Thousands of miles away, a US Coast Guard schooner was approaching a fleet of hundreds of Chinese squid trawlers not far from Ecuador’s Galapagos Islands on a mission to search for signs of illegal fishing.
Boarding a ship on the high seas is a legal, if underutilized, tool available to any maritime power as part of the collective effort to protect threatened fish stocks.
But in this case, captains of several Chinese fishing vessels did something unexpected. Three of them fled and one turned 90 degrees towards the Coast Guard schooner James, forcing her to make an evasive maneuver to avoid the collision.
The clash on the high seas marked a potentially dangerous violation of international maritime protocol, which the United States considers a disturbing precedent because it happened during the first Coast Guard mission against illegal fishing in the eastern Pacific.

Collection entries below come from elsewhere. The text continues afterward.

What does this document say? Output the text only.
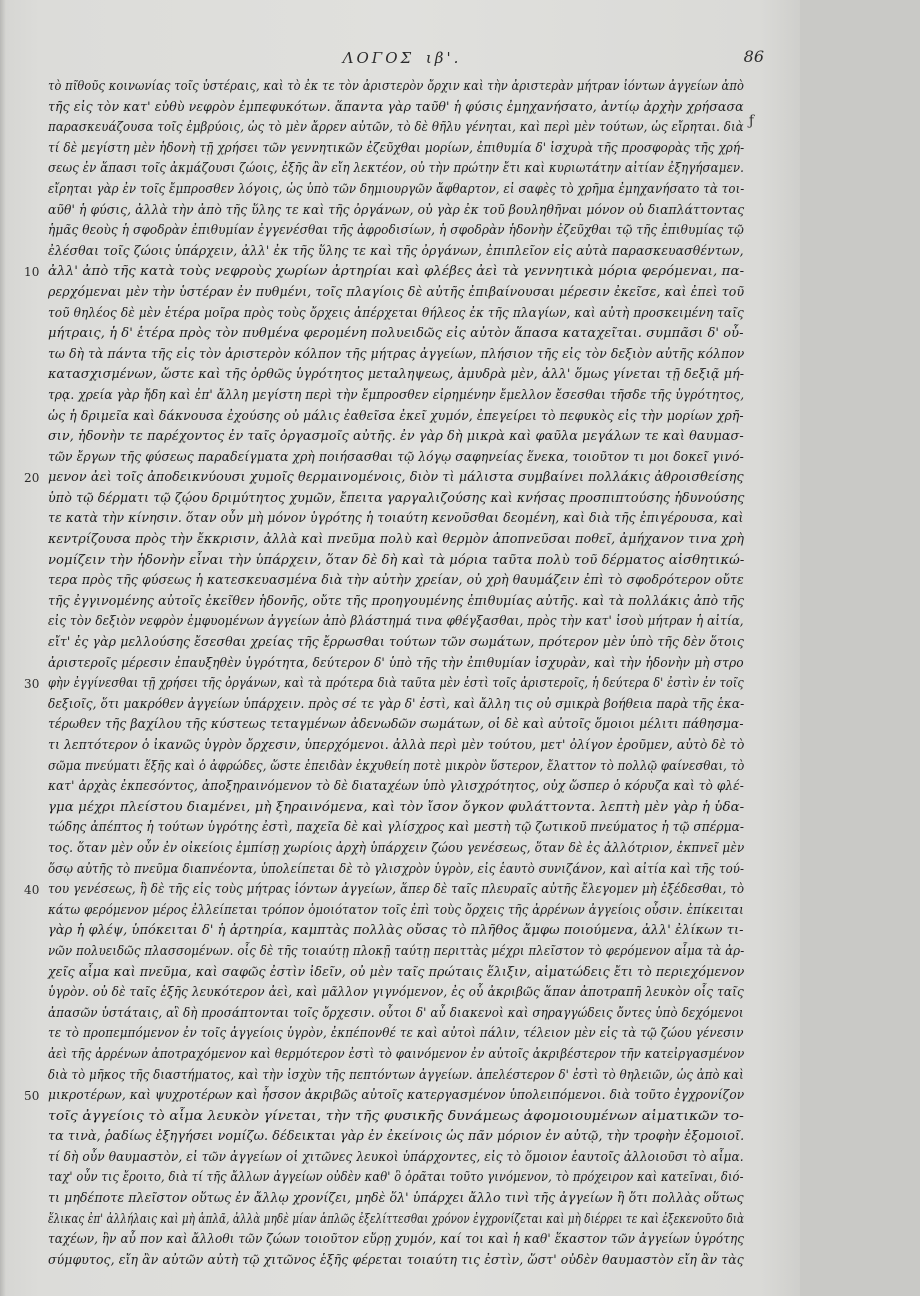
ΛΟΓΟΣ ιβ'.	86
ƒ
τὸ πῖθοῦς κοινωνίας τοῖς ὑστέραις, καὶ τὸ ἐκ τε τὸν ἀριστερὸν ὄρχιν καὶ τὴν ἀριστερὰν μήτραν ἰόντων ἀγγείων ἀπὸ
τῆς εἰς τὸν κατ' εὐθὺ νεφρὸν ἐμπεφυκότων. ἅπαντα γὰρ ταῦθ' ἡ φύσις ἐμηχανήσατο, ἀντίῳ ἀρχὴν χρήσασα
παρασκευάζουσα τοῖς ἐμβρύοις, ὡς τὸ μὲν ἄρρεν αὐτῶν, τὸ δὲ θῆλυ γένηται, καὶ περὶ μὲν τούτων, ὡς εἴρηται. διὰ
τί δὲ μεγίστη μὲν ἡδονὴ τῇ χρήσει τῶν γεννητικῶν ἐζεῦχθαι μορίων, ἐπιθυμία δ' ἰσχυρὰ τῆς προσφορὰς τῆς χρή-
σεως ἐν ἅπασι τοῖς ἀκμάζουσι ζώοις, ἐξῆς ἂν εἴη λεκτέον, οὐ τὴν πρώτην ἔτι καὶ κυριωτάτην αἰτίαν ἐξηγήσαμεν.
εἴρηται γὰρ ἐν τοῖς ἔμπροσθεν λόγοις, ὡς ὑπὸ τῶν δημιουργῶν ἄφθαρτον, εἰ σαφὲς τὸ χρῆμα ἐμηχανήσατο τὰ τοι-
αῦθ' ἡ φύσις, ἀλλὰ τὴν ἀπὸ τῆς ὕλης τε καὶ τῆς ὀργάνων, οὐ γὰρ ἐκ τοῦ βουληθῆναι μόνον οὐ διαπλάττοντας
ἡμᾶς θεοὺς ἡ σφοδρὰν ἐπιθυμίαν ἐγγενέσθαι τῆς ἀφροδισίων, ἡ σφοδρὰν ἡδονὴν ἐζεῦχθαι τῷ τῆς ἐπιθυμίας τῷ
ἐλέσθαι τοῖς ζώοις ὑπάρχειν, ἀλλ' ἐκ τῆς ὕλης τε καὶ τῆς ὀργάνων, ἐπιπλεῖον εἰς αὐτὰ παρασκευασθέντων,
10 ἀλλ' ἀπὸ τῆς κατὰ τοὺς νεφροὺς χωρίων ἀρτηρίαι καὶ φλέβες ἀεὶ τὰ γεννητικὰ μόρια φερόμεναι, πα-
ρερχόμεναι μὲν τὴν ὑστέραν ἐν πυθμένι, τοῖς πλαγίοις δὲ αὐτῆς ἐπιβαίνουσαι μέρεσιν ἐκεῖσε, καὶ ἐπεὶ τοῦ
τοῦ θηλέος δὲ μὲν ἑτέρα μοῖρα πρὸς τοὺς ὄρχεις ἀπέρχεται θήλεος ἐκ τῆς πλαγίων, καὶ αὐτὴ προσκειμένη ταῖς
μήτραις, ἡ δ' ἑτέρα πρὸς τὸν πυθμένα φερομένη πολυειδῶς εἰς αὐτὸν ἅπασα καταχεῖται. συμπᾶσι δ' οὖ-
τω δὴ τὰ πάντα τῆς εἰς τὸν ἀριστερὸν κόλπον τῆς μήτρας ἀγγείων, πλήσιον τῆς εἰς τὸν δεξιὸν αὐτῆς κόλπον
κατασχισμένων, ὥστε καὶ τῆς ὀρθῶς ὑγρότητος μεταληψεως, ἀμυδρὰ μὲν, ἀλλ' ὅμως γίνεται τῇ δεξιᾷ μή-
τρᾳ. χρεία γὰρ ἤδη καὶ ἐπ' ἄλλη μεγίστη περὶ τὴν ἔμπροσθεν εἰρημένην ἔμελλον ἔσεσθαι τῆσδε τῆς ὑγρότητος,
ὡς ἡ δριμεῖα καὶ δάκνουσα ἐχούσης οὐ μάλις ἐαθεῖσα ἐκεῖ χυμόν, ἐπεγείρει τὸ πεφυκὸς εἰς τὴν μορίων χρῆ-
σιν, ἡδονὴν τε παρέχοντος ἐν ταῖς ὀργασμοῖς αὐτῆς. ἐν γὰρ δὴ μικρὰ καὶ φαῦλα μεγάλων τε καὶ θαυμασ-
τῶν ἔργων τῆς φύσεως παραδείγματα χρὴ ποιήσασθαι τῷ λόγῳ σαφηνείας ἕνεκα, τοιοῦτον τι μοι δοκεῖ γινό-
20 μενον ἀεὶ τοῖς ἀποδεικνύουσι χυμοῖς θερμαινομένοις, διὸν τὶ μάλιστα συμβαίνει πολλάκις ἀθροισθείσης
ὑπὸ τῷ δέρματι τῷ ζῴου δριμύτητος χυμῶν, ἔπειτα γαργαλιζούσης καὶ κνήσας προσπιπτούσης ἡδυνούσης
τε κατὰ τὴν κίνησιν. ὅταν οὖν μὴ μόνον ὑγρότης ἡ τοιαύτη κενοῦσθαι δεομένη, καὶ διὰ τῆς ἐπιγέρουσα, καὶ
κεντρίζουσα πρὸς τὴν ἔκκρισιν, ἀλλὰ καὶ πνεῦμα πολὺ καὶ θερμὸν ἀποπνεῦσαι ποθεῖ, ἀμήχανον τινα χρὴ
νομίζειν τὴν ἡδονὴν εἶναι τὴν ὑπάρχειν, ὅταν δὲ δὴ καὶ τὰ μόρια ταῦτα πολὺ τοῦ δέρματος αἰσθητικώ-
τερα πρὸς τῆς φύσεως ἡ κατεσκευασμένα διὰ τὴν αὐτὴν χρείαν, οὐ χρὴ θαυμάζειν ἐπὶ τὸ σφοδρότερον οὔτε
τῆς ἐγγινομένης αὐτοῖς ἐκεῖθεν ἡδονῆς, οὔτε τῆς προηγουμένης ἐπιθυμίας αὐτῆς. καὶ τὰ πολλάκις ἀπὸ τῆς
εἰς τὸν δεξιὸν νεφρὸν ἐμφυομένων ἀγγείων ἀπὸ βλάστημά τινα φθέγξασθαι, πρὸς τὴν κατ' ἰσοὺ μήτραν ἡ αἰτία,
εἴτ' ἐς γὰρ μελλούσης ἔσεσθαι χρείας τῆς ἔρρωσθαι τούτων τῶν σωμάτων, πρότερον μὲν ὑπὸ τῆς δὲν ὅτοις
ἀριστεροῖς μέρεσιν ἐπαυξηθὲν ὑγρότητα, δεύτερον δ' ὑπὸ τῆς τὴν ἐπιθυμίαν ἰσχυρὰν, καὶ τὴν ἡδονὴν μὴ στρο
30 φὴν ἐγγίνεσθαι τῇ χρήσει τῆς ὀργάνων, καὶ τὰ πρότερα διὰ ταῦτα μὲν ἐστὶ τοῖς ἀριστεροῖς, ἡ δεύτερα δ' ἐστὶν ἐν τοῖς
δεξιοῖς, ὅτι μακρόθεν ἀγγείων ὑπάρχειν. πρὸς σέ τε γὰρ δ' ἐστὶ, καὶ ἄλλη τις οὐ σμικρὰ βοήθεια παρὰ τῆς ἑκα-
τέρωθεν τῆς βαχίλου τῆς κύστεως τεταγμένων ἀδενωδῶν σωμάτων, οἱ δὲ καὶ αὐτοῖς ὅμοιοι μέλιτι πάθησμα-
τι λεπτότερον ὁ ἰκανῶς ὑγρὸν ὄρχεσιν, ὑπερχόμενοι. ἀλλὰ περὶ μὲν τούτου, μετ' ὀλίγον ἐροῦμεν, αὐτὸ δὲ τὸ
σῶμα πνεύματι ἕξῆς καὶ ὁ ἀφρώδες, ὥστε ἐπειδὰν ἐκχυθείη ποτὲ μικρὸν ὕστερον, ἔλαττον τὸ πολλῷ φαίνεσθαι, τὸ
κατ' ἀρχὰς ἐκπεσόντος, ἀποξηραινόμενον τὸ δὲ διαταχέων ὑπὸ γλισχρότητος, οὐχ ὥσπερ ὁ κόρυζα καὶ τὸ φλέ-
γμα μέχρι πλείστου διαμένει, μὴ ξηραινόμενα, καὶ τὸν ἴσον ὄγκον φυλάττοντα. λεπτὴ μὲν γὰρ ἡ ὑδα-
τώδης ἀπέπτος ἡ τούτων ὑγρότης ἐστὶ, παχεῖα δὲ καὶ γλίσχρος καὶ μεστὴ τῷ ζωτικοῦ πνεύματος ἡ τῷ σπέρμα-
τος. ὅταν μὲν οὖν ἐν οἰκείοις ἐμπίσῃ χωρίοις ἀρχὴ ὑπάρχειν ζώου γενέσεως, ὅταν δὲ ἐς ἀλλότριον, ἐκπνεῖ μὲν
ὅσῳ αὐτῆς τὸ πνεῦμα διαπνέοντα, ὑπολείπεται δὲ τὸ γλισχρὸν ὑγρὸν, εἰς ἑαυτὸ συνιζάνον, καὶ αἰτία καὶ τῆς τού-
40 του γενέσεως, ἢ δὲ τῆς εἰς τοὺς μήτρας ἰόντων ἀγγείων, ἅπερ δὲ ταῖς πλευραῖς αὐτῆς ἔλεγομεν μὴ ἐξέδεσθαι, τὸ
κάτω φερόμενον μέρος ἐλλείπεται τρόπον ὁμοιότατον τοῖς ἐπὶ τοὺς ὄρχεις τῆς ἀρρένων ἀγγείοις οὖσιν. ἐπίκειται
γὰρ ἡ φλέψ, ὑπόκειται δ' ἡ ἀρτηρία, καμπτὰς πολλὰς οὔσας τὸ πλῆθος ἄμφω ποιούμενα, ἀλλ' ἐλίκων τι-
νῶν πολυειδῶς πλασσομένων. οἷς δὲ τῆς τοιαύτῃ πλοκῇ ταύτῃ περιττὰς μέχρι πλεῖστον τὸ φερόμενον αἷμα τὰ ἀρ-
χεῖς αἷμα καὶ πνεῦμα, καὶ σαφῶς ἐστὶν ἰδεῖν, οὐ μὲν ταῖς πρώταις ἕλιξιν, αἱματώδεις ἔτι τὸ περιεχόμενον
ὑγρὸν. οὐ δὲ ταῖς ἑξῆς λευκότερον ἀεὶ, καὶ μᾶλλον γιγνόμενον, ἐς οὗ ἀκριβῶς ἅπαν ἀποτραπῆ λευκὸν οἷς ταῖς
ἀπασῶν ὑστάταις, αἳ δὴ προσάπτονται τοῖς ὄρχεσιν. οὗτοι δ' αὖ διακενοὶ καὶ σηραγγώδεις ὄντες ὑπὸ δεχόμενοι
τε τὸ προπεμπόμενον ἐν τοῖς ἀγγείοις ὑγρὸν, ἐκπέπονθέ τε καὶ αὐτοὶ πάλιν, τέλειον μὲν εἰς τὰ τῷ ζώου γένεσιν
ἀεὶ τῆς ἀρρένων ἀποτραχόμενον καὶ θερμότερον ἐστὶ τὸ φαινόμενον ἐν αὐτοῖς ἀκριβέστερον τῆν κατεἰργασμένον
διὰ τὸ μῆκος τῆς διαστήματος, καὶ τὴν ἰσχὺν τῆς πεπτόντων ἀγγείων. ἀπελέστερον δ' ἐστὶ τὸ θηλειῶν, ὡς ἀπὸ καὶ
50 μικροτέρων, καὶ ψυχροτέρων καὶ ἧσσον ἀκριβῶς αὐτοῖς κατεργασμένον ὑπολειπόμενοι. διὰ τοῦτο ἐγχρονίζον
τοῖς ἀγγείοις τὸ αἷμα λευκὸν γίνεται, τὴν τῆς φυσικῆς δυνάμεως ἀφομοιουμένων αἱματικῶν το-
τα τινὰ, ῥαδίως ἐξηγήσει νομίζω. δέδεικται γὰρ ἐν ἐκείνοις ὡς πᾶν μόριον ἐν αὐτῷ, τὴν τροφὴν ἐξομοιοῖ.
τί δὴ οὖν θαυμαστὸν, εἰ τῶν ἀγγείων οἱ χιτῶνες λευκοὶ ὑπάρχοντες, εἰς τὸ ὅμοιον ἑαυτοῖς ἀλλοιοῦσι τὸ αἷμα.
ταχ' οὖν τις ἔροιτο, διὰ τί τῆς ἄλλων ἀγγείων οὐδὲν καθ' ὃ ὁρᾶται τοῦτο γινόμενον, τὸ πρόχειρον καὶ κατεῖναι, διό-
τι μηδέποτε πλεῖστον οὕτως ἐν ἄλλῳ χρονίζει, μηδὲ ὅλ' ὑπάρχει ἄλλο τινὶ τῆς ἀγγείων ἢ ὅτι πολλὰς οὕτως
ἕλικας ἐπ' ἀλλήλαις καὶ μὴ ἁπλᾶ, ἀλλὰ μηδὲ μίαν ἁπλῶς ἐξελίττεσθαι χρόνον ἐγχρονίζεται καὶ μὴ διέρρει τε καὶ ἐξεκενοῦτο διὰ
ταχέων, ἣν αὖ πον καὶ ἄλλοθι τῶν ζώων τοιοῦτον εὕρῃ χυμόν, καί τοι καὶ ἡ καθ' ἕκαστον τῶν ἀγγείων ὑγρότης
σύμφυτος, εἴη ἂν αὐτῶν αὐτὴ τῷ χιτῶνος ἑξῆς φέρεται τοιαύτη τις ἐστὶν, ὥστ' οὐδὲν θαυμαστὸν εἴη ἂν τὰς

The Associated Press pieced together details of the never-reported incident from statements by the Coast Guard and six civilian officials who spoke on condition of anonymity to avoid jeopardizing a multilateral process trying to force China to sanction the vessels. Diplomats in China accused the Americans of wrongdoing but did not give their side of the story.
The unprecedented trip by the Coast Guard responded to the growing alarm of Latin American activists and governments over the activities of the Chinese fishing fleet, the largest in the world. Since 2009, the number of Chinese-flagged vessels seen fishing in the South Pacific, sometimes for months on end, has increased eightfold, to 476 last year. Squid fishing has increased from 70,000 to 422,000 tons, a level that scientists consider unsustainable even because it is a resistant species.